Myles Kennedy ist einer dieser Künstler, die man nicht einfach hört – man erlebt sie. Seine musikalische Reise beginnt in den frühen 90ern mit der Band The Mayfield Four, doch richtig bekannt wird der Sänger, Gitarrist und Songwriter als kongenialer Frontmann von Alter Bridge und durch seine Zusammenarbeit mit Gitarrenlegende Slash. Seine unverkennbare Stimme – mal rau und kraftvoll, mal zerbrechlich und gefühlvoll – hat sich tief in die Herzen einer treuen Fangemeinde eingebrannt. Myles Kennedy ist ein Musiker durch und durch: technisch brillant, emotional aufrichtig, künstlerisch kompromisslos.

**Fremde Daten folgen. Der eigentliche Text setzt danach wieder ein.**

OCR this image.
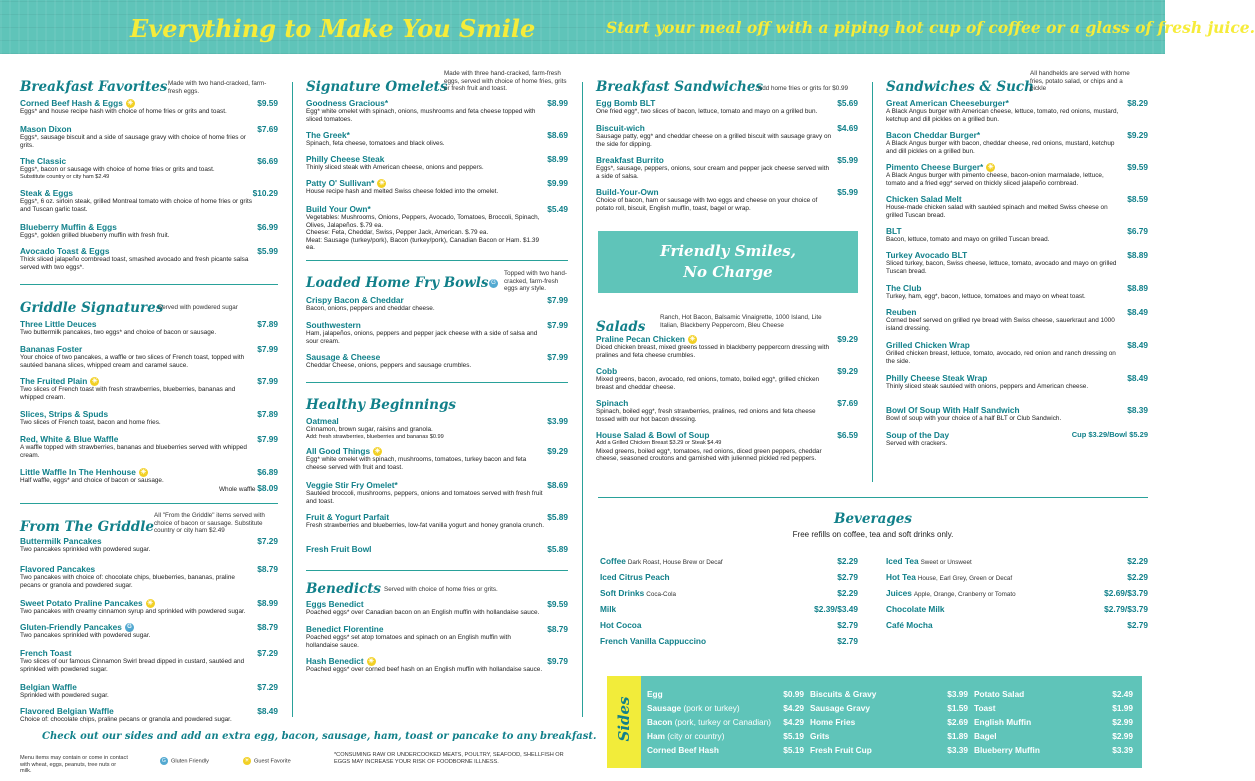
Everything to Make You Smile	Start your meal off with a piping hot cup of coffee or a glass of fresh juice.
Breakfast Favorites Made with two hand-cracked, farm-fresh eggs.
Corned Beef Hash & Eggs ☀	$9.59
Eggs* and house recipe hash with choice of home fries or grits and toast.
Mason Dixon	$7.69
Eggs*, sausage biscuit and a side of sausage gravy with choice of home fries or grits.
The Classic	$6.69
Eggs*, bacon or sausage with choice of home fries or grits and toast.
Substitute country or city ham $2.49
Steak & Eggs	$10.29
Eggs*, 6 oz. sirloin steak, grilled Montreal tomato with choice of home fries or grits and Tuscan garlic toast.
Blueberry Muffin & Eggs	$6.99
Eggs*, golden grilled blueberry muffin with fresh fruit.
Avocado Toast & Eggs	$5.99
Thick sliced jalapeño cornbread toast, smashed avocado and fresh picante salsa served with two eggs*.
Griddle Signatures
Served with powdered sugar
Three Little Deuces	$7.89
Two buttermilk pancakes, two eggs* and choice of bacon or sausage.
Bananas Foster	$7.99
Your choice of two pancakes, a waffle or two slices of French toast, topped with sautéed banana slices, whipped cream and caramel sauce.
The Fruited Plain ☀	$7.99
Two slices of French toast with fresh strawberries, blueberries, bananas and whipped cream.
Slices, Strips & Spuds	$7.89
Two slices of French toast, bacon and home fries.
Red, White & Blue Waffle	$7.99
A waffle topped with strawberries, bananas and blueberries served with whipped cream.
Little Waffle In The Henhouse ☀	$6.89
Half waffle, eggs* and choice of bacon or sausage.
Whole waffle $8.09
From The Griddle
All "From the Griddle" items served with choice of bacon or sausage. Substitute country or city ham $2.49
Buttermilk Pancakes	$7.29
Two pancakes sprinkled with powdered sugar.
Flavored Pancakes	$8.79
Two pancakes with choice of: chocolate chips, blueberries, bananas, praline pecans or granola and powdered sugar.
Sweet Potato Praline Pancakes ☀	$8.99
Two pancakes with creamy cinnamon syrup and sprinkled with powdered sugar.
Gluten-Friendly Pancakes G	$8.79
Two pancakes sprinkled with powdered sugar.
French Toast	$7.29
Two slices of our famous Cinnamon Swirl bread dipped in custard, sautéed and sprinkled with powdered sugar.
Belgian Waffle	$7.29
Sprinkled with powdered sugar.
Flavored Belgian Waffle	$8.49
Choice of: chocolate chips, praline pecans or granola and powdered sugar.
Signature Omelets
Made with three hand-cracked, farm-fresh eggs, served with choice of home fries, grits or fresh fruit and toast.
Goodness Gracious*	$8.99
Egg* white omelet with spinach, onions, mushrooms and feta cheese topped with sliced tomatoes.
The Greek*	$8.69
Spinach, feta cheese, tomatoes and black olives.
Philly Cheese Steak	$8.99
Thinly sliced steak with American cheese, onions and peppers.
Patty O' Sullivan* ☀	$9.99
House recipe hash and melted Swiss cheese folded into the omelet.
Build Your Own*	$5.49
Vegetables: Mushrooms, Onions, Peppers, Avocado, Tomatoes, Broccoli, Spinach, Olives, Jalapeños. $.79 ea.
Cheese: Feta, Cheddar, Swiss, Pepper Jack, American. $.79 ea.
Meat: Sausage (turkey/pork), Bacon (turkey/pork), Canadian Bacon or Ham. $1.39 ea.
Loaded Home Fry Bowls
Topped with two hand-cracked, farm-fresh eggs any style.
G
Crispy Bacon & Cheddar	$7.99
Bacon, onions, peppers and cheddar cheese.
Southwestern	$7.99
Ham, jalapeños, onions, peppers and pepper jack cheese with a side of salsa and sour cream.
Sausage & Cheese	$7.99
Cheddar Cheese, onions, peppers and sausage crumbles.
Healthy Beginnings
Oatmeal	$3.99
Cinnamon, brown sugar, raisins and granola.
Add: fresh strawberries, blueberries and bananas $0.99
All Good Things ☀	$9.29
Egg* white omelet with spinach, mushrooms, tomatoes, turkey bacon and feta cheese served with fruit and toast.
Veggie Stir Fry Omelet*	$8.69
Sautéed broccoli, mushrooms, peppers, onions and tomatoes served with fresh fruit and toast.
Fruit & Yogurt Parfait	$5.89
Fresh strawberries and blueberries, low-fat vanilla yogurt and honey granola crunch.
Fresh Fruit Bowl	$5.89
Benedicts Served with choice of home fries or grits.
Eggs Benedict	$9.59
Poached eggs* over Canadian bacon on an English muffin with hollandaise sauce.
Benedict Florentine	$8.79
Poached eggs* set atop tomatoes and spinach on an English muffin with hollandaise sauce.
Hash Benedict ☀	$9.79
Poached eggs* over corned beef hash on an English muffin with hollandaise sauce.
Breakfast Sandwiches
Add home fries or grits for $0.99
Egg Bomb BLT	$5.69
One fried egg*, two slices of bacon, lettuce, tomato and mayo on a grilled bun.
Biscuit-wich	$4.69
Sausage patty, egg* and cheddar cheese on a grilled biscuit with sausage gravy on the side for dipping.
Breakfast Burrito	$5.99
Eggs*, sausage, peppers, onions, sour cream and pepper jack cheese served with a side of salsa.
Build-Your-Own	$5.99
Choice of bacon, ham or sausage with two eggs and cheese on your choice of potato roll, biscuit, English muffin, toast, bagel or wrap.
Salads
Ranch, Hot Bacon, Balsamic Vinaigrette, 1000 Island, Lite Italian, Blackberry Peppercorn, Bleu Cheese
Praline Pecan Chicken ☀	$9.29
Diced chicken breast, mixed greens tossed in blackberry peppercorn dressing with pralines and feta cheese crumbles.
Cobb	$9.29
Mixed greens, bacon, avocado, red onions, tomato, boiled egg*, grilled chicken breast and cheddar cheese.
Spinach	$7.69
Spinach, boiled egg*, fresh strawberries, pralines, red onions and feta cheese tossed with our hot bacon dressing.
House Salad & Bowl of Soup	$6.59
Add a Grilled Chicken Breast $3.29 or Steak $4.49
Mixed greens, boiled egg*, tomatoes, red onions, diced green peppers, cheddar cheese, seasoned croutons and garnished with julienned pickled red peppers.
Friendly Smiles,
No Charge
Sandwiches & Such
All handhelds are served with home fries, potato salad, or chips and a pickle
Great American Cheeseburger*	$8.29
A Black Angus burger with American cheese, lettuce, tomato, red onions, mustard, ketchup and dill pickles on a grilled bun.
Bacon Cheddar Burger*	$9.29
A Black Angus burger with bacon, cheddar cheese, red onions, mustard, ketchup and dill pickles on a grilled bun.
Pimento Cheese Burger* ☀	$9.59
A Black Angus burger with pimento cheese, bacon-onion marmalade, lettuce, tomato and a fried egg* served on thickly sliced jalapeño cornbread.
Chicken Salad Melt	$8.59
House-made chicken salad with sautéed spinach and melted Swiss cheese on grilled Tuscan bread.
BLT	$6.79
Bacon, lettuce, tomato and mayo on grilled Tuscan bread.
Turkey Avocado BLT	$8.89
Sliced turkey, bacon, Swiss cheese, lettuce, tomato, avocado and mayo on grilled Tuscan bread.
The Club	$8.89
Turkey, ham, egg*, bacon, lettuce, tomatoes and mayo on wheat toast.
Reuben	$8.49
Corned beef served on grilled rye bread with Swiss cheese, sauerkraut and 1000 island dressing.
Grilled Chicken Wrap	$8.49
Grilled chicken breast, lettuce, tomato, avocado, red onion and ranch dressing on the side.
Philly Cheese Steak Wrap	$8.49
Thinly sliced steak sautéed with onions, peppers and American cheese.
Bowl Of Soup With Half Sandwich	$8.39
Bowl of soup with your choice of a half BLT or Club Sandwich.
Soup of the Day	Cup $3.29/Bowl $5.29
Served with crackers.
Beverages
Free refills on coffee, tea and soft drinks only.
Coffee Dark Roast, House Brew or Decaf	$2.29
Iced Citrus Peach	$2.79
Soft Drinks Coca-Cola	$2.29
Milk	$2.39/$3.49
Hot Cocoa	$2.79
French Vanilla Cappuccino	$2.79
Iced Tea Sweet or Unsweet	$2.29
Hot Tea House, Earl Grey, Green or Decaf	$2.29
Juices Apple, Orange, Cranberry or Tomato	$2.69/$3.79
Chocolate Milk	$2.79/$3.79
Café Mocha	$2.79
Sides
Egg	$0.99
Sausage (pork or turkey)	$4.29
Bacon (pork, turkey or Canadian) $4.29
Ham (city or country)	$5.19
Corned Beef Hash	$5.19
Biscuits & Gravy	$3.99
Sausage Gravy	$1.59
Home Fries	$2.69
Grits	$1.89
Fresh Fruit Cup	$3.39
Potato Salad	$2.49
Toast	$1.99
English Muffin	$2.99
Bagel	$2.99
Blueberry Muffin	$3.39
Check out our sides and add an extra egg, bacon, sausage, ham, toast or pancake to any breakfast.
Menu items may contain or come in contact with wheat, eggs, peanuts, tree nuts or milk.
G Gluten Friendly	☀ Guest Favorite
*CONSUMING RAW OR UNDERCOOKED MEATS, POULTRY, SEAFOOD, SHELLFISH OR EGGS MAY INCREASE YOUR RISK OF FOODBORNE ILLNESS.
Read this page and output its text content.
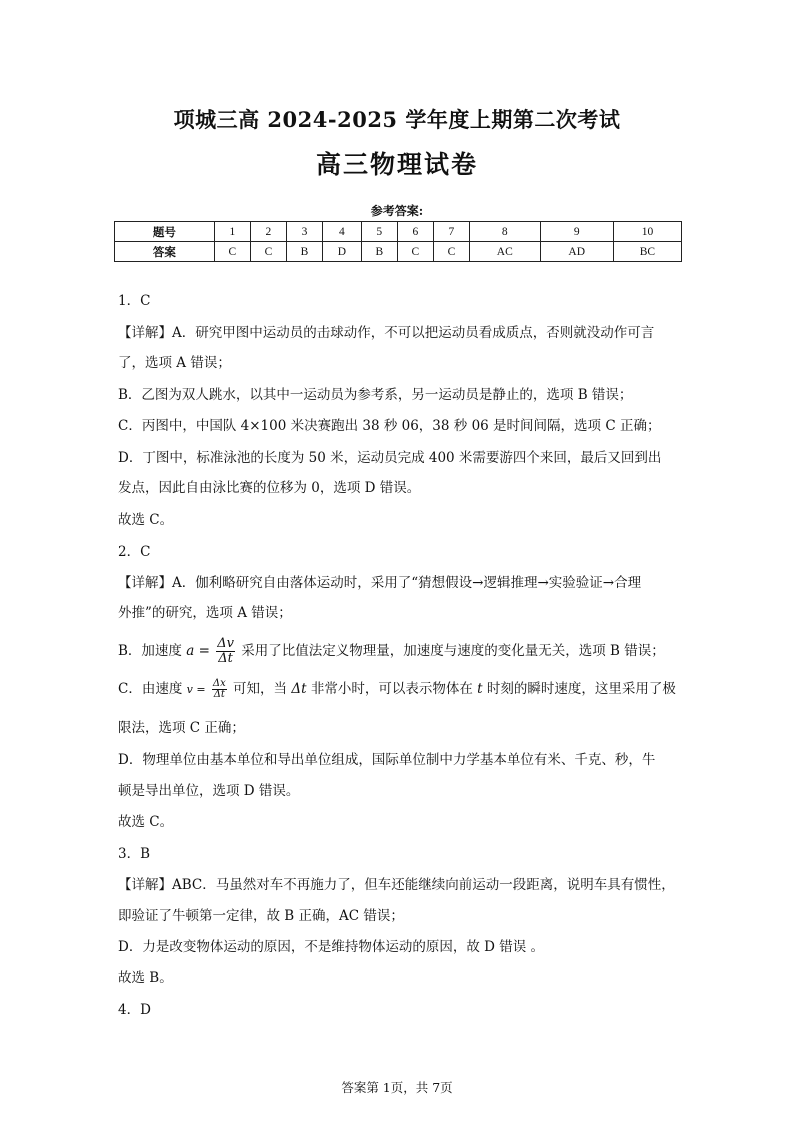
项城三高 2024-2025 学年度上期第二次考试
高三物理试卷
参考答案:
题号	1	2	3	4	5	6	7	8	9	10
答案	C	C	B	D	B	C	C	AC	AD	BC
1．C
【详解】A．研究甲图中运动员的击球动作，不可以把运动员看成质点，否则就没动作可言
了，选项 A 错误；
B．乙图为双人跳水，以其中一运动员为参考系，另一运动员是静止的，选项 B 错误；
C．丙图中，中国队 4×100 米决赛跑出 38 秒 06，38 秒 06 是时间间隔，选项 C 正确；
D．丁图中，标准泳池的长度为 50 米，运动员完成 400 米需要游四个来回，最后又回到出
发点，因此自由泳比赛的位移为 0，选项 D 错误。
故选 C。
2．C
【详解】A．伽利略研究自由落体运动时，采用了“猜想假设→逻辑推理→实验验证→合理
外推”的研究，选项 A 错误；
B．加速度 $a = \frac{\Delta v}{\Delta t}$ 采用了比值法定义物理量，加速度与速度的变化量无关，选项 B 错误；
C．由速度 $v = \frac{\Delta x}{\Delta t}$ 可知，当 Δt 非常小时，可以表示物体在 t 时刻的瞬时速度，这里采用了极
限法，选项 C 正确；
D．物理单位由基本单位和导出单位组成，国际单位制中力学基本单位有米、千克、秒，牛
顿是导出单位，选项 D 错误。
故选 C。
3．B
【详解】ABC．马虽然对车不再施力了，但车还能继续向前运动一段距离，说明车具有惯性，
即验证了牛顿第一定律，故 B 正确，AC 错误；
D．力是改变物体运动的原因，不是维持物体运动的原因，故 D 错误 。
故选 B。
4．D
答案第 1页，共 7页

2018 wagt er sich erstmals auf Solopfade – mit dem introspektiven Debütalbum Year of the Tiger. Es folgt das rockigere The Ides of March (2021), das seine Vielseitigkeit eindrucksvoll unter Beweis stellt. Und nun, mit The Art Of Letting Go (2024), zeigt Kennedy erneut, wie sehr er gewachsen ist – nicht nur als Musiker, sondern auch als Mensch. Die Platte ist ein intensiver Blick nach innen, eine Einladung zum Loslassen, zum Annehmen – und zum gemeinsamen Weitergehen.

Am 10. Juni 2025 bringt er dieses Gefühl mit nach Dresden. Im kleinen Saal des Alten Schlachthofs versammelt sich eine eingeschworene Fangemeinde, um ihrem Idol ganz nah zu sein. Zwar ist der Abend nicht restlos ausverkauft – aber das spielt keine Rolle. Denn wer an diesem Abend da ist, ist ganz da. Die Stimmung ist erwartungsvoll, fast ehrfürchtig – und als Myles Kennedy die Bühne betritt, ganz unscheinbar, und mit den ersten Tönen von The Art Of Letting Go beginnt, ist klar: Hier wird nicht einfach ein Konzert gespielt. Hier wird Musik gelebt.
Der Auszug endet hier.